As we all know, deductions and credits are two very important ways to reduce your overall tax liability. Every April, we scramble to find more and more deductions and credits so that we can pay the Tax Man less and less. But which one is best? Which is more advantageous? Which one saves you the most money?

The simple answer is that neither one is best; they are simply two different methods that the IRS gives to reduce the amount of tax you owe. How each impacts you depends, of course, upon your own unique tax situation. You may be eligible to take a certain deduction but not qualify for a particular tax credit. The thing to focus on is awareness of what you can legally claim. This takes knowledge, about your own circumstances as well as what the Tax Code makes available to you. Or, at least, the knowledge of the phone number of a competent tax lawyer or accountant. First, however, we need to get a clear view of what the two terms mean and how they differ.

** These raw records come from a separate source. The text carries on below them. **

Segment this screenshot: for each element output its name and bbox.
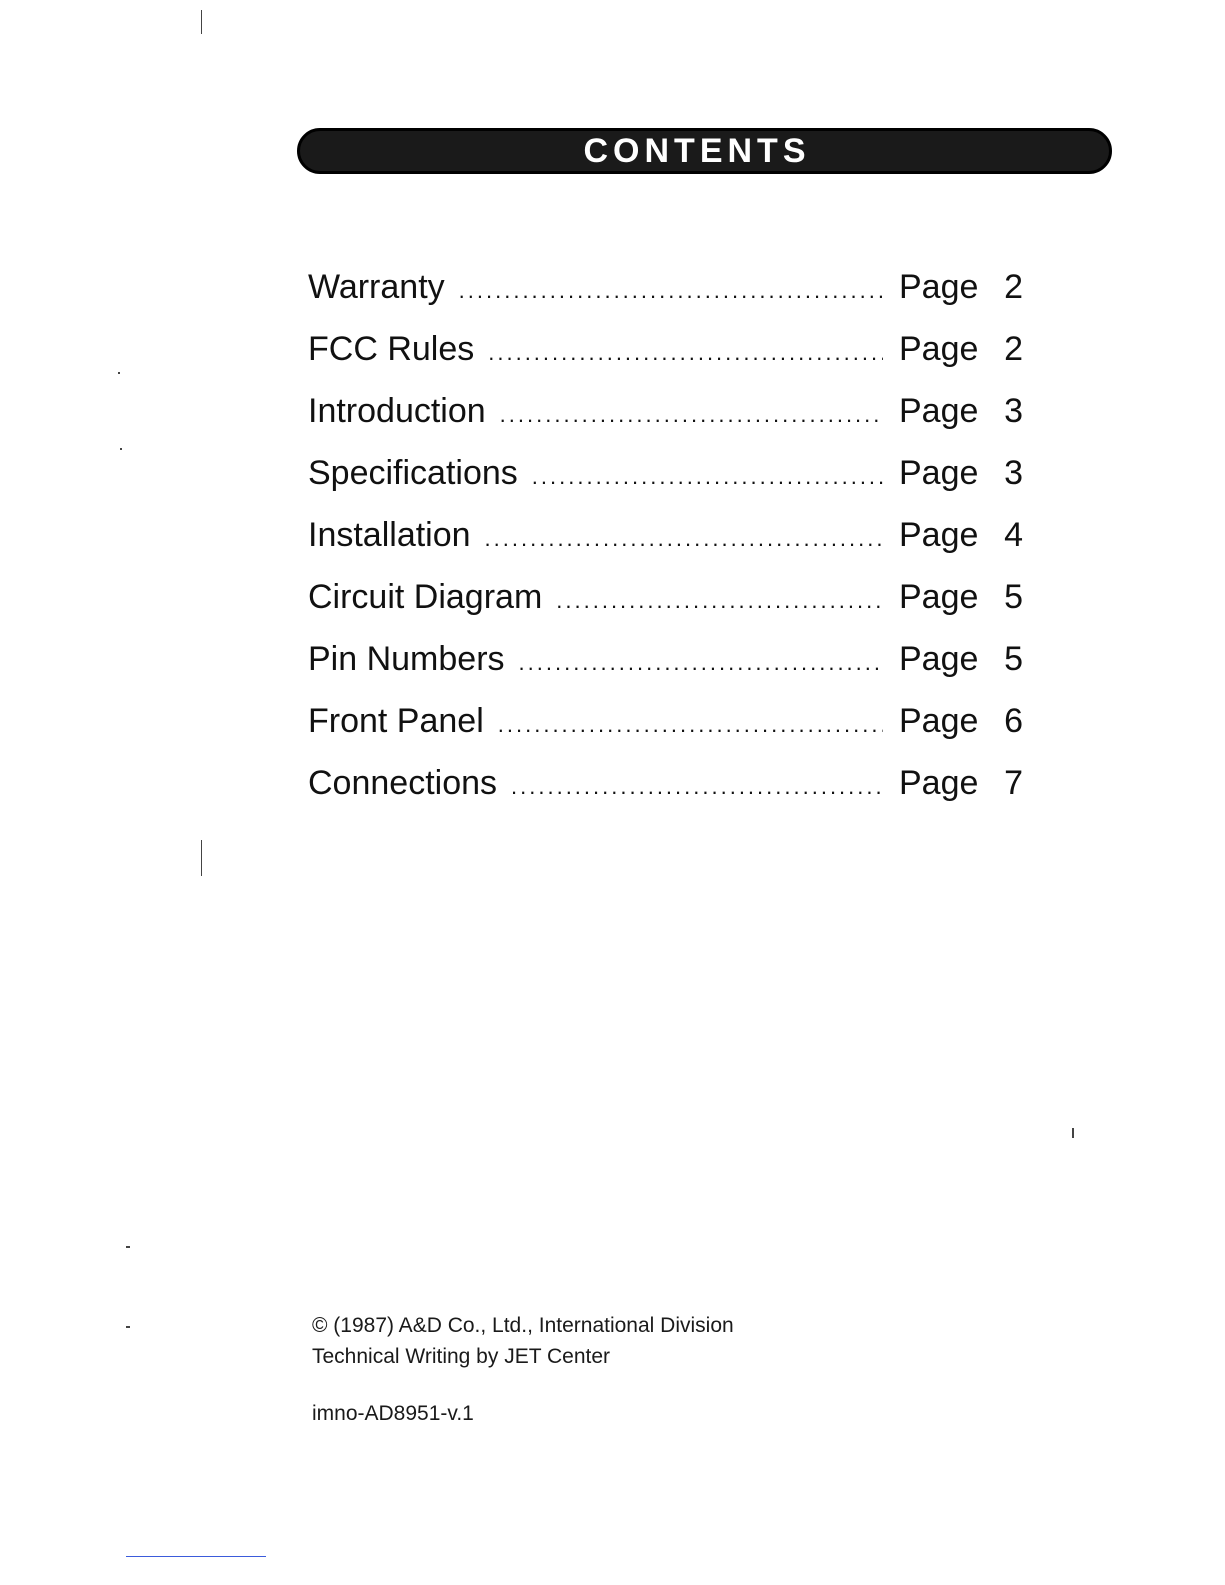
toc-page-word: Page: [899, 764, 979, 802]
toc-entry: [308, 256, 1023, 318]
toc-leader-dots: [532, 446, 883, 508]
scan-speck: [118, 372, 120, 374]
toc-page-number: 6: [1004, 702, 1023, 740]
toc-page-number: 2: [1004, 330, 1023, 368]
toc-entry-label: Pin Numbers: [308, 640, 505, 678]
toc-entry: [308, 504, 1023, 566]
toc-entry: [308, 442, 1023, 504]
contents-header-bar: [297, 128, 1112, 174]
toc-leader-dots: [488, 322, 883, 384]
toc-leader-dots: [519, 632, 883, 694]
footer: [312, 1310, 734, 1372]
scan-speck: [1072, 1128, 1074, 1138]
toc-entry: [308, 628, 1023, 690]
toc-page-word: Page: [899, 516, 979, 554]
toc-leader-dots: [556, 570, 883, 632]
toc-leader-dots: [459, 260, 883, 322]
toc-page-number: 3: [1004, 392, 1023, 430]
toc-entry-label: Front Panel: [308, 702, 484, 740]
toc-page-number: 7: [1004, 764, 1023, 802]
toc-entry-label: Introduction: [308, 392, 486, 430]
toc-entry: [308, 566, 1023, 628]
scan-speck: [201, 10, 202, 34]
toc-page-number: 4: [1004, 516, 1023, 554]
toc-entry: [308, 752, 1023, 814]
toc-entry-label: Circuit Diagram: [308, 578, 543, 616]
toc-entry-label: Connections: [308, 764, 498, 802]
toc-entry-label: Warranty: [308, 268, 445, 306]
bottom-rule: [126, 1556, 266, 1557]
toc-page-number: 3: [1004, 454, 1023, 492]
toc-entry-label: Installation: [308, 516, 471, 554]
toc-page-number: 5: [1004, 640, 1023, 678]
credit-line: Technical Writing by JET Center: [312, 1345, 611, 1368]
scan-speck: [201, 840, 202, 876]
toc-page-word: Page: [899, 268, 979, 306]
toc-page-word: Page: [899, 702, 979, 740]
toc-page-word: Page: [899, 578, 979, 616]
copyright-line: © (1987) A&D Co., Ltd., International Division: [312, 1314, 734, 1337]
scan-speck: [126, 1246, 130, 1248]
toc-page-number: 5: [1004, 578, 1023, 616]
toc-page-number: 2: [1004, 268, 1023, 306]
toc-leader-dots: [498, 694, 883, 756]
contents-title: CONTENTS: [583, 131, 811, 170]
toc-entry-label: FCC Rules: [308, 330, 475, 368]
toc-entry: [308, 690, 1023, 752]
scan-speck: [126, 1326, 130, 1328]
toc-page-word: Page: [899, 330, 979, 368]
toc-entry-label: Specifications: [308, 454, 518, 492]
toc-page-word: Page: [899, 392, 979, 430]
toc-leader-dots: [500, 384, 883, 446]
table-of-contents: [308, 256, 1023, 814]
document-code: imno-AD8951-v.1: [312, 1402, 474, 1425]
toc-entry: [308, 380, 1023, 442]
toc-page-word: Page: [899, 640, 979, 678]
toc-entry: [308, 318, 1023, 380]
toc-page-word: Page: [899, 454, 979, 492]
scan-speck: [120, 448, 122, 450]
toc-leader-dots: [511, 756, 883, 818]
toc-leader-dots: [485, 508, 883, 570]
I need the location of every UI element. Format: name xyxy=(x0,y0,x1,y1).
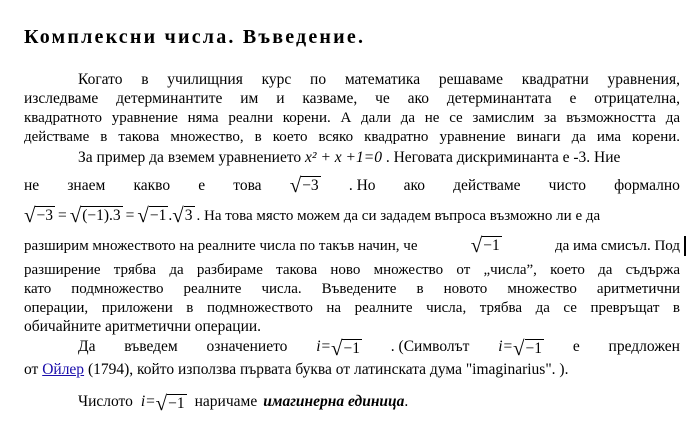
word: чисто xyxy=(548,177,586,194)
radical-sign: √ xyxy=(69,203,82,227)
sqrt-minus-1-inline xyxy=(470,233,502,257)
word: ако xyxy=(403,177,426,194)
sqrt-minus-1 xyxy=(331,336,362,360)
paragraph-1-line-4 xyxy=(24,127,680,149)
text: . Неговата дискриминанта е -3. Ние xyxy=(385,149,621,166)
radical-sign: √ xyxy=(24,203,36,227)
text: . xyxy=(404,392,409,410)
paragraph-2-line-2 xyxy=(24,173,680,199)
word: е xyxy=(572,337,580,355)
euler-link[interactable]: Ойлер xyxy=(42,361,85,378)
sqrt-paren-product xyxy=(69,203,123,227)
i-definition xyxy=(140,391,187,415)
word: е xyxy=(198,177,206,194)
word: . (Символът xyxy=(390,337,470,355)
word: какво xyxy=(133,177,171,194)
radicand: −3 xyxy=(302,176,319,194)
sqrt-minus-3 xyxy=(289,173,321,197)
text: от xyxy=(24,361,39,378)
text-line: операции, приложени в подмножеството на реалните числа, трябва да се превръщат в xyxy=(24,300,680,316)
radical-sign: √ xyxy=(172,203,184,227)
paragraph-2-line-1 xyxy=(24,148,680,170)
radicand: −1 xyxy=(483,236,500,254)
radical-sign: √ xyxy=(137,203,149,227)
paragraph-2-line-4 xyxy=(24,233,680,259)
radicand: 3 xyxy=(184,206,193,224)
i-equals: i= xyxy=(498,337,514,355)
text: разширим множеството на реалните числа по такъв начин, че xyxy=(24,238,418,254)
radicand: (−1).3 xyxy=(82,206,121,224)
text-line: действаме в такова множество, в което всяко квадратно уравнение винаги да има корени. xyxy=(24,129,680,145)
word: Да xyxy=(78,337,96,355)
word: действаме xyxy=(453,177,521,194)
radical-sign: √ xyxy=(513,336,525,360)
word: формално xyxy=(614,177,680,194)
radicand: −1 xyxy=(525,339,543,357)
emphasis-term: имагинерна единица xyxy=(263,392,405,410)
text-line: Когато в училищния курс по математика решаваме квадратни уравнения, xyxy=(78,71,680,88)
text-line: изследваме детерминантите им и казваме, че ако детерминантата е отрицателна, xyxy=(24,90,680,107)
sqrt-minus-1 xyxy=(155,391,187,415)
word: това xyxy=(233,177,262,194)
text-line: разширение трябва да разбираме такова ново множество от „числа”, което да съдържа xyxy=(24,262,680,278)
equals-sign: = xyxy=(57,207,67,224)
radical-sign: √ xyxy=(331,336,343,360)
text: (1794), който използва първата буква от латинската дума "imaginarius". ). xyxy=(87,361,569,378)
word: означението xyxy=(206,337,288,355)
text: наричаме xyxy=(194,392,258,410)
word: въведем xyxy=(124,337,178,355)
word: . Но xyxy=(348,177,376,194)
text: Числото xyxy=(78,392,133,410)
sqrt-minus-3-formula xyxy=(24,203,55,227)
i-definition xyxy=(316,336,362,360)
radicand: −1 xyxy=(149,206,167,224)
equals-sign: = xyxy=(125,207,135,224)
radicand: −3 xyxy=(36,206,53,224)
multiply-dot: . xyxy=(168,207,173,224)
paragraph-3-line-2 xyxy=(24,360,680,382)
text: . На това място можем да си зададем въпроса възможно ли е да xyxy=(196,208,601,224)
text: За пример да вземем уравнението xyxy=(78,149,302,166)
text-cursor xyxy=(684,236,686,256)
paragraph-2-line-3 xyxy=(24,203,680,229)
sqrt-minus-1 xyxy=(513,336,544,360)
radical-sign: √ xyxy=(470,233,483,257)
radical-sign: √ xyxy=(289,173,302,197)
sqrt-minus-1 xyxy=(137,203,168,227)
paragraph-4 xyxy=(24,391,680,417)
word: знаем xyxy=(67,177,106,194)
text-line: квадратното уравнение няма реални корени. А дали да не се замислим за възможността да xyxy=(24,110,680,126)
radicand: −1 xyxy=(168,394,185,412)
word: предложен xyxy=(608,337,680,355)
page-title: Комплексни числа. Въведение. xyxy=(24,26,366,48)
i-equals: i= xyxy=(316,337,331,355)
text-line: обичайните аритметични операции. xyxy=(24,318,262,335)
word: не xyxy=(24,177,40,194)
paragraph-3-line-1 xyxy=(24,336,680,362)
radicand: −1 xyxy=(343,339,360,357)
i-definition xyxy=(498,336,544,360)
text: да има смисъл. Под xyxy=(555,238,680,254)
radical-sign: √ xyxy=(155,391,168,415)
text-line: като подмножество реалните числа. Въведените в новото множество аритметични xyxy=(24,281,680,297)
sqrt-3 xyxy=(172,203,194,227)
equation: x² + x +1=0 xyxy=(305,149,382,166)
i-equals: i= xyxy=(140,392,156,410)
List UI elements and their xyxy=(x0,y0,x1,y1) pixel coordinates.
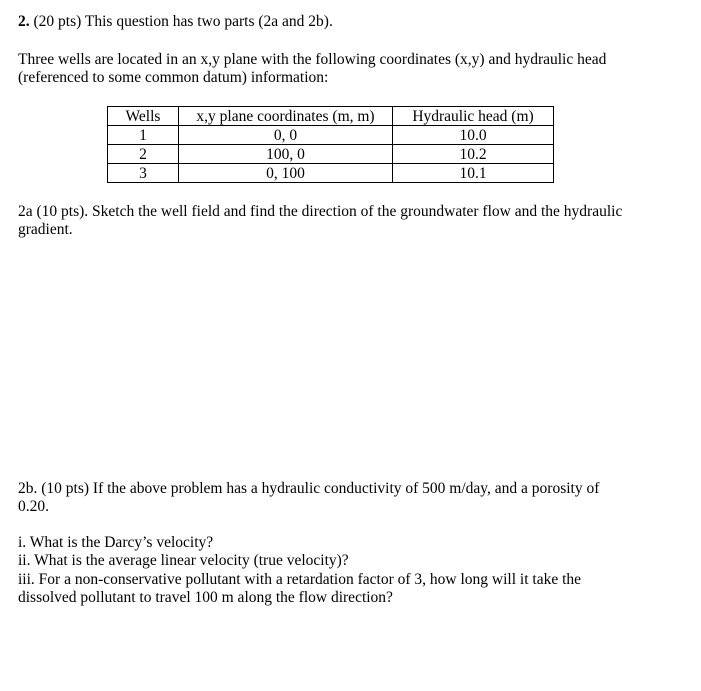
question-intro: (20 pts) This question has two parts (2a and 2b). xyxy=(33,13,333,30)
part-2b-item-ii: ii. What is the average linear velocity (true velocity)? xyxy=(18,552,349,569)
question-number: 2. xyxy=(18,13,30,30)
well-number: 3 xyxy=(108,164,179,183)
part-2a-line-1: 2a (10 pts). Sketch the well field and find the direction of the groundwater flow and the hydraulic xyxy=(18,203,623,220)
question-header xyxy=(18,13,333,31)
table-header-row xyxy=(108,107,554,126)
part-2b-line-1: 2b. (10 pts) If the above problem has a hydraulic conductivity of 500 m/day, and a porosity of xyxy=(18,480,600,497)
part-2b-item-iii-line-1: iii. For a non-conservative pollutant with a retardation factor of 3, how long will it take the xyxy=(18,571,582,588)
well-number: 1 xyxy=(108,126,179,145)
context-line-1: Three wells are located in an x,y plane with the following coordinates (x,y) and hydraulic head xyxy=(18,51,607,68)
well-head: 10.1 xyxy=(393,164,554,183)
header-hydraulic-head: Hydraulic head (m) xyxy=(393,107,554,126)
part-2b-item-iii-line-2: dissolved pollutant to travel 100 m along the flow direction? xyxy=(18,589,393,606)
well-coordinates: 0, 100 xyxy=(179,164,393,183)
well-number: 2 xyxy=(108,145,179,164)
part-2b-item-i: i. What is the Darcy’s velocity? xyxy=(18,534,214,551)
part-2b-line-2: 0.20. xyxy=(18,498,49,515)
header-wells: Wells xyxy=(108,107,179,126)
header-coordinates: x,y plane coordinates (m, m) xyxy=(179,107,393,126)
well-coordinates: 0, 0 xyxy=(179,126,393,145)
well-coordinates: 100, 0 xyxy=(179,145,393,164)
table-row xyxy=(108,164,554,183)
well-head: 10.2 xyxy=(393,145,554,164)
wells-table xyxy=(107,106,554,183)
context-line-2: (referenced to some common datum) information: xyxy=(18,69,329,86)
table-row xyxy=(108,145,554,164)
part-2a-line-2: gradient. xyxy=(18,221,73,238)
table-row xyxy=(108,126,554,145)
well-head: 10.0 xyxy=(393,126,554,145)
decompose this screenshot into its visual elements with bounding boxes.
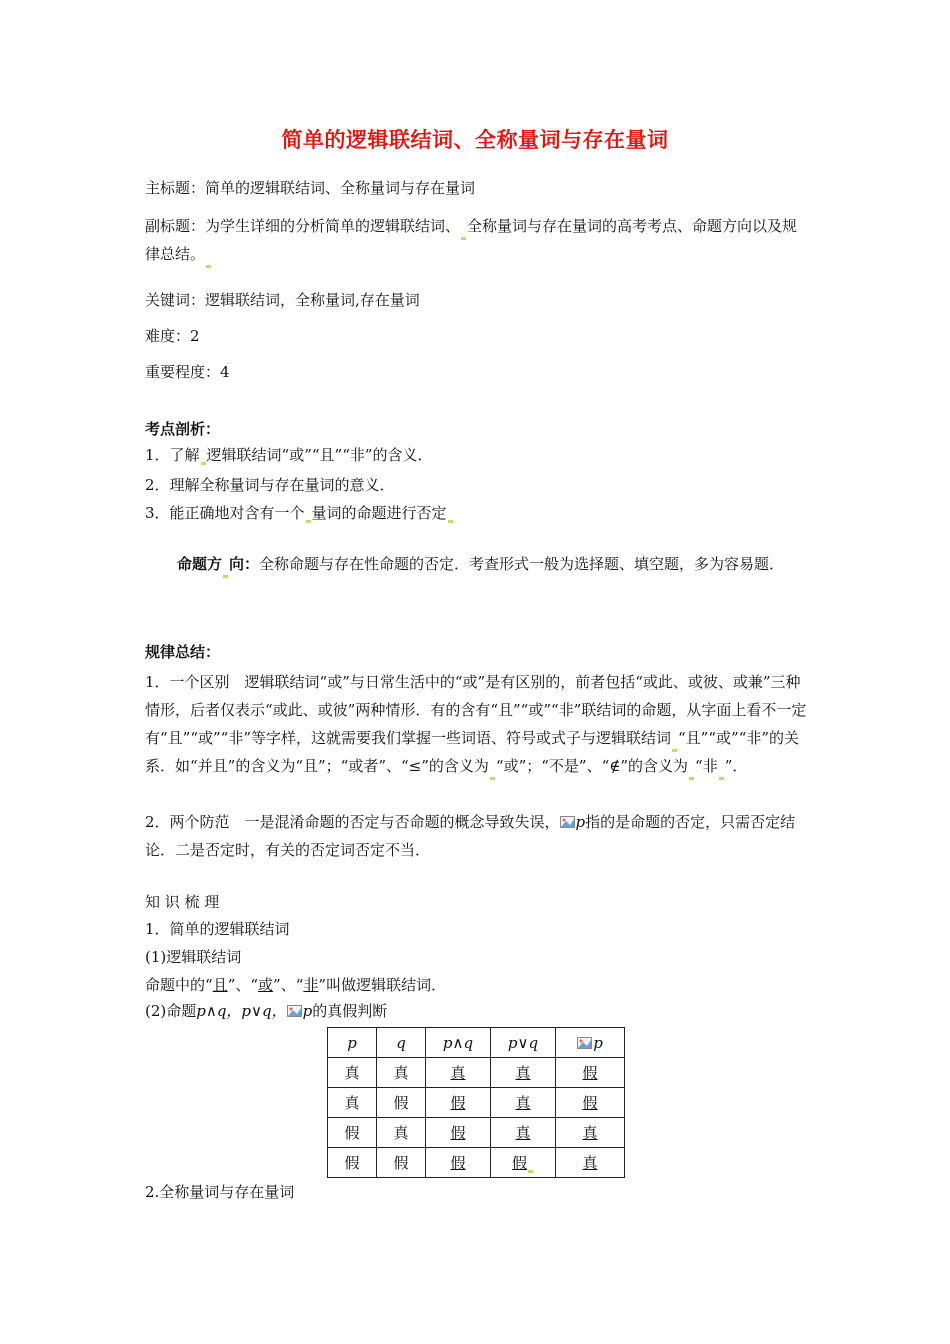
keywords-line: 关键词：逻辑联结词，全称量词,存在量词 — [145, 291, 420, 309]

Let’s start with deductions. A deduction is an expense or an amount of money which lowers your taxable income. It is subtracted "off-the-top" from the amount of money you made throughout the year, your gross income. Once all deductions are subtracted, this amount is known as your adjusted gross income, or AGI. Examples of deductions include contributions to a traditional IRA, student loan interest that was paid during the year, tuition and expenses, alimony paid, and classroom-related costs for teachers. There are also deductions that are related to self-employment income. The standard or itemized deductions are subtracted from the AGI, yielding your taxable income. This is the number which determines the amount of tax that you owe.

Tax credits, on the other hand, are dollar-for-dollar reductions which are subtracted from your tax liability. Let’s say, for instance, that you qualify for a $100 tax credit. The government is, in essence, saying to you “We are giving you credit for having already paid $100 in tax." Therefore, $100 is subtracted directly from the amount of tax that you owe.

There are tax credits for college expenses, for retirement savings, even for adopting children. Some well-known tax credits include the Hope and Lifetime Learning education credits, the Earned Income Credit, and the Child Tax Credit. There are many more special-interest and business or investment credits as well.

Tax credits can be more valuable than deductions, although somewhat more difficult to qualify for. Let’s assume, for example, that you owe $1,000 in tax. For the purposes of this illustration, you are eligible for either a $1,000 tax deduction or a $1,000 tax credit. Which would you choose? Well, the deduction, when subtracted from your gross income to get your taxable income, will only decrease the tax you owe by about $10. The tax credit would be subtracted directly from the tax you owe, which would mean that you owe no tax at all.

The best strategy when figuring your tax bill is to gather all of the information that you can about which credits and deductions you may be eligible for. Maximize both. And don’t overlook any state-specific deductions and credits where you live. Begin preparing for next year’s tax season now, and you’ll be able to keep more of your money in your own pocket, legally.